While the game never explicitly gives you a goal, the spaces and puzzles slowly guide you to set the machinery of the world into motion, unlocking new areas. At any time you can go explore the places you have already been; there are no one-way gates blocking you from going back, though there’s not much of a reason to do.
There is no text in the game, save for the menus and a few lines after the credits. All of the story is told through environmental details, visuals, and excellent sound design. The story slowly unfolds as you discover images and sculptures. There are plenty of hidden areas that lead to scenes that also help tell the story, but they are very, very difficult to find. They are only necessary for the secret ending.
The story is told non-linearly and starts in medias res. The story isn’t really about you, it’s about Kairo and what it does and why it exists. Who you are is relatively inconsequential to the plot; anyone could take your place and it would function the same. Because of all these factors, the story can be somewhat difficult to fully make out, though I thought it was clear enough to keep me motivated. Feel free to look up the plot once you finish, the creator of the game has confirmed that several analyses of the game’s plot were correct.
I really like Kairo, but it’s not for everyone. If you like walking simulators, you’ll probably enjoy it. The atmosphere of the game is incredible, with a unique visual style and a haunting soundtrack. If you don’t like games entirely based around atmosphere and exploring empty spaces, there’s not much to do in the game other than think and look at the cool architecture.
Relation to Avant-Garde Videogames : Playing with Technoculture
If I had to put this game on the Radical-Complicit/Political-Formal chart that Schrank uses organize the chapters in his book, I’d place it as Complicit and somewhere between Political and Formal. The game doesn’t really do anything radical, but the gameplay of walking around in Kairo alone leads to deeper meaning when placed in the context of the story that the game tries to tell. Combining these factors leaves me unsure of how to categorize it other than “somewhere in avant-garde.”

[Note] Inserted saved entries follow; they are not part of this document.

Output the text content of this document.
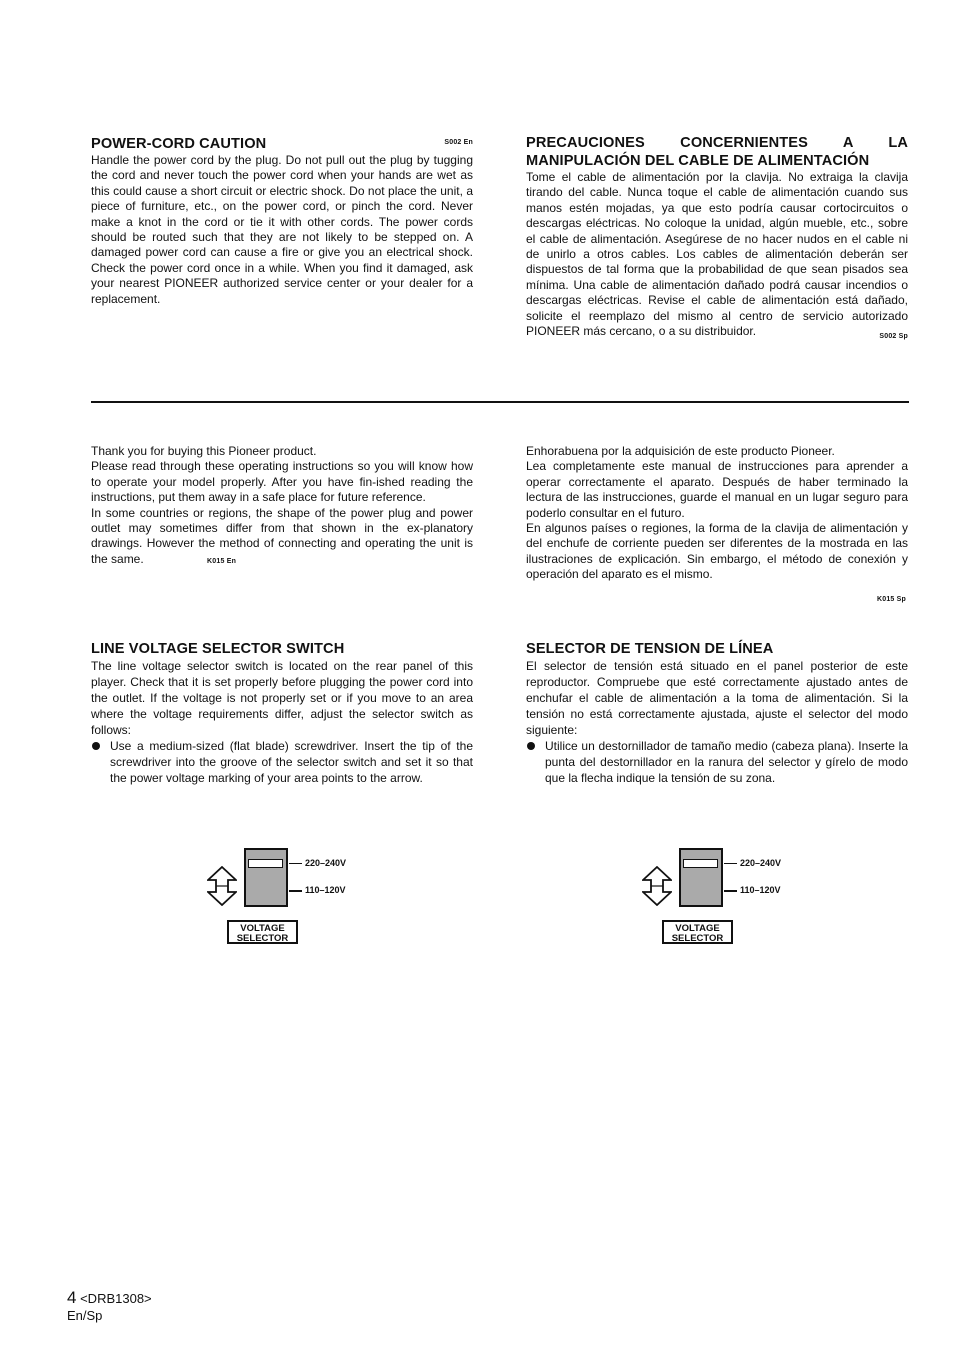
POWER-CORD CAUTION	S002 En

Handle the power cord by the plug. Do not pull out the plug by tugging the cord and never touch the power cord when your hands are wet as this could cause a short circuit or electric shock. Do not place the unit, a piece of furniture, etc., on the power cord, or pinch the cord. Never make a knot in the cord or tie it with other cords. The power cords should be routed such that they are not likely to be stepped on. A damaged power cord can cause a fire or give you an electrical shock. Check the power cord once in a while. When you find it damaged, ask your nearest PIONEER authorized service center or your dealer for a replacement.

PRECAUCIONES CONCERNIENTES A LA MANIPULACIÓN DEL CABLE DE ALIMENTACIÓN

Tome el cable de alimentación por la clavija. No extraiga la clavija tirando del cable. Nunca toque el cable de alimentación cuando sus manos estén mojadas, ya que esto podría causar cortocircuitos o descargas eléctricas. No coloque la unidad, algún mueble, etc., sobre el cable de alimentación. Asegúrese de no hacer nudos en el cable ni de unirlo a otros cables. Los cables de alimentación deberán ser dispuestos de tal forma que la probabilidad de que sean pisados sea mínima. Una cable de alimentación dañado podrá causar incendios o descargas eléctricas. Revise el cable de alimentación está dañado, solicite el reemplazo del mismo al centro de servicio autorizado PIONEER más cercano, o a su distribuidor.	S002 Sp

Thank you for buying this Pioneer product.

Please read through these operating instructions so you will know how to operate your model properly. After you have fin-ished reading the instructions, put them away in a safe place for future reference.

In some countries or regions, the shape of the power plug and power outlet may sometimes differ from that shown in the ex-planatory drawings. However the method of connecting and operating the unit is the same.	K015 En

Enhorabuena por la adquisición de este producto Pioneer.

Lea completamente este manual de instrucciones para aprender a operar correctamente el aparato. Después de haber terminado la lectura de las instrucciones, guarde el manual en un lugar seguro para poderlo consultar en el futuro.

En algunos países o regiones, la forma de la clavija de alimentación y del enchufe de corriente pueden ser diferentes de la mostrada en las ilustraciones de explicación. Sin embargo, el método de conexión y operación del aparato es el mismo.

K015 Sp
LINE VOLTAGE SELECTOR SWITCH

The line voltage selector switch is located on the rear panel of this player. Check that it is set properly before plugging the power cord into the outlet. If the voltage is not properly set or if you move to an area where the voltage requirements differ, adjust the selector switch as follows:

Use a medium-sized (flat blade) screwdriver. Insert the tip of the screwdriver into the groove of the selector switch and set it so that the power voltage marking of your area points to the arrow.
SELECTOR DE TENSION DE LÍNEA

El selector de tensión está situado en el panel posterior de este reproductor. Compruebe que esté correctamente ajustado antes de enchufar el cable de alimentación a la toma de alimentación. Si la tensión no está correctamente ajustada, ajuste el selector del modo siguiente:

Utilice un destornillador de tamaño medio (cabeza plana). Inserte la punta del destornillador en la ranura del selector y gírelo de modo que la flecha indique la tensión de su zona.
220–240V
110–120V
VOLTAGE
SELECTOR
220–240V
110–120V
VOLTAGE
SELECTOR
4 <DRB1308>
En/Sp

This article describes the game rather well: https://www.rockpapershotgun.com/2013/04/23/wot-i-think-kairo/
MASSIVE SPOILERS AHEAD
The story had Narrative Political elements as suggested by Schrank as well. Throughout the game images of war, disaster, and death are juxtaposed with science, engineering, brutalist architecture, biology, and mathematics. You slowly realize that the game is about the ecological ruin of Earth, and the attempt to persevere humanity and give life a second chance.
The game also has a very interesting puzzle in the area that the game files refer to as the “Skylab.” The game gives you part of the combination for a series of buttons, but what part of the solution is given to you depends on your SteamID. No matter how many times you reinstall the game or switch computers, it will always give you the same incomplete combination. To solve the puzzle, you have to collaborate with others that have the game, or look up a guide online.
By the end, the game suggests that by working together and solving problems humanity can be saved from itself. This attempt of the game to transmit ideas and culture is exactly what Schrank suggests in chapter 7.